I am trying to train a CNN-LSTM model. The size of my images is 640x640. I have a GTX 1080 ti 11GB. I am using Keras with the TensorFlow backend.
Here is the model.
img_input_1 = Input(shape=(1, n_width, n_height, n_channels)) conv_1 = TimeDistributed(Conv2D(96, (11,11), activation='relu', padding='same'))(img_input_1) pool_1 = TimeDistributed(MaxPooling2D((3,3)))(conv_1) conv_2 = TimeDistributed(Conv2D(128, (11,11), activation='relu', padding='same'))(pool_1) flat_1 = TimeDistributed(Flatten())(conv_2) dense_1 = TimeDistributed(Dense(4096, activation='relu'))(flat_1) drop_1 = TimeDistributed(Dropout(0.5))(dense_1) lstm_1 = LSTM(17, activation='linear')(drop_1) dense_2 = Dense(4096, activation='relu')(lstm_1) dense_output_2 = Dense(1, activation='sigmoid')(dense_2) model = Model(inputs=img_input_1, outputs=dense_output_2) op = optimizers.Adam(lr=0.00001, beta_1=0.9, beta_2=0.999, epsilon=1e-08, decay=0.001) model.compile(loss='mean_absolute_error', optimizer=op, metrics=['accuracy']) model.fit(X, Y, epochs=3, batch_size=1)
Right now, using this model, I can only use the training data when the images are resized to 60x60, any larger and I run out of GPU memory.

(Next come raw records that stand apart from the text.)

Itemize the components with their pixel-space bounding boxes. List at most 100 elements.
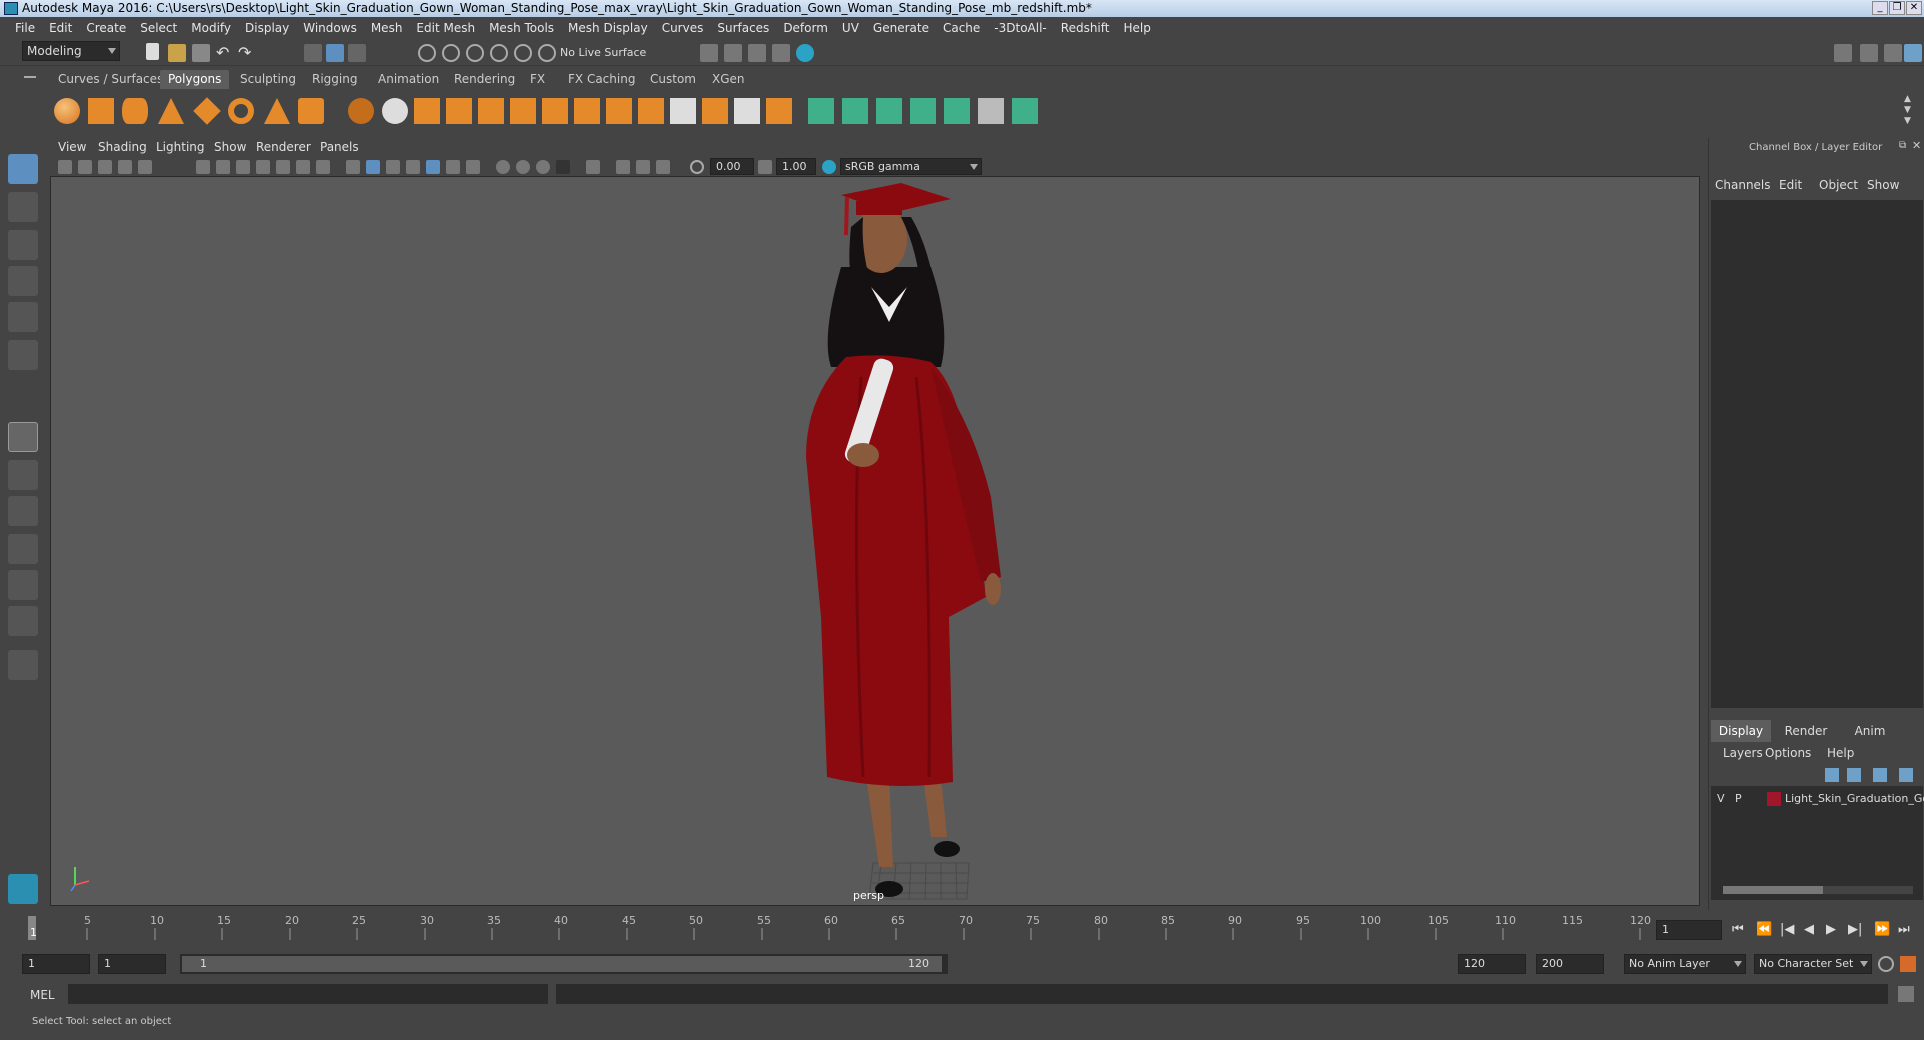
layer-color-swatch[interactable] [1767,792,1781,806]
new-scene-icon[interactable] [146,43,159,60]
target-weld-icon[interactable] [702,98,728,124]
use-all-lights-icon[interactable] [426,160,440,174]
viewport-menu-renderer[interactable]: Renderer [256,140,311,154]
menu-file[interactable]: File [8,21,42,35]
menu-modify[interactable]: Modify [184,21,238,35]
extrude-icon[interactable] [542,98,568,124]
gamma-icon[interactable] [758,160,772,174]
quad-draw-icon[interactable] [766,98,792,124]
checker-icon[interactable] [978,98,1004,124]
layer-visibility-toggle[interactable]: V [1717,792,1725,805]
menu-edit[interactable]: Edit [42,21,79,35]
time-slider[interactable]: 1 5 10 15 20 25 30 35 40 45 50 55 60 65 … [0,912,1924,952]
show-menu[interactable]: Show [1867,178,1899,192]
layer-scrollbar-thumb[interactable] [1723,886,1823,894]
current-frame-field[interactable]: 1 [1656,920,1722,940]
script-language-label[interactable]: MEL [30,988,55,1002]
menu-redshift[interactable]: Redshift [1054,21,1117,35]
automatic-mapping-icon[interactable] [910,98,936,124]
redo-icon[interactable]: ↷ [238,44,256,62]
shelf-tab-custom[interactable]: Custom [642,70,704,89]
menu-windows[interactable]: Windows [296,21,364,35]
smooth-icon[interactable] [446,98,472,124]
restore-button[interactable]: ❐ [1889,1,1905,15]
unfold-icon[interactable] [944,98,970,124]
viewport-menu-shading[interactable]: Shading [98,140,147,154]
channel-box-toggle-icon[interactable] [1904,44,1922,62]
shelf-tab-sculpting[interactable]: Sculpting [232,70,304,89]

I want to use the largest possible size as I want to retain as much discriminatory information as possible. (The labels will be mouse screen coordinates between 0 - 640).
Among many others, I found this question: How to handle images of large sizes in CNN?
Though I am not sure how I can "restrict your CNN" or "stream your data in each epoch" or if these would help.
How can I reduce the amount of memory used so I can increase the image sizes?
Is it possible to sacrifice training time/computation speed in favor of higher resolution data whilst retaining model effectiveness?
Note: the above model is not final, just a basic outlay.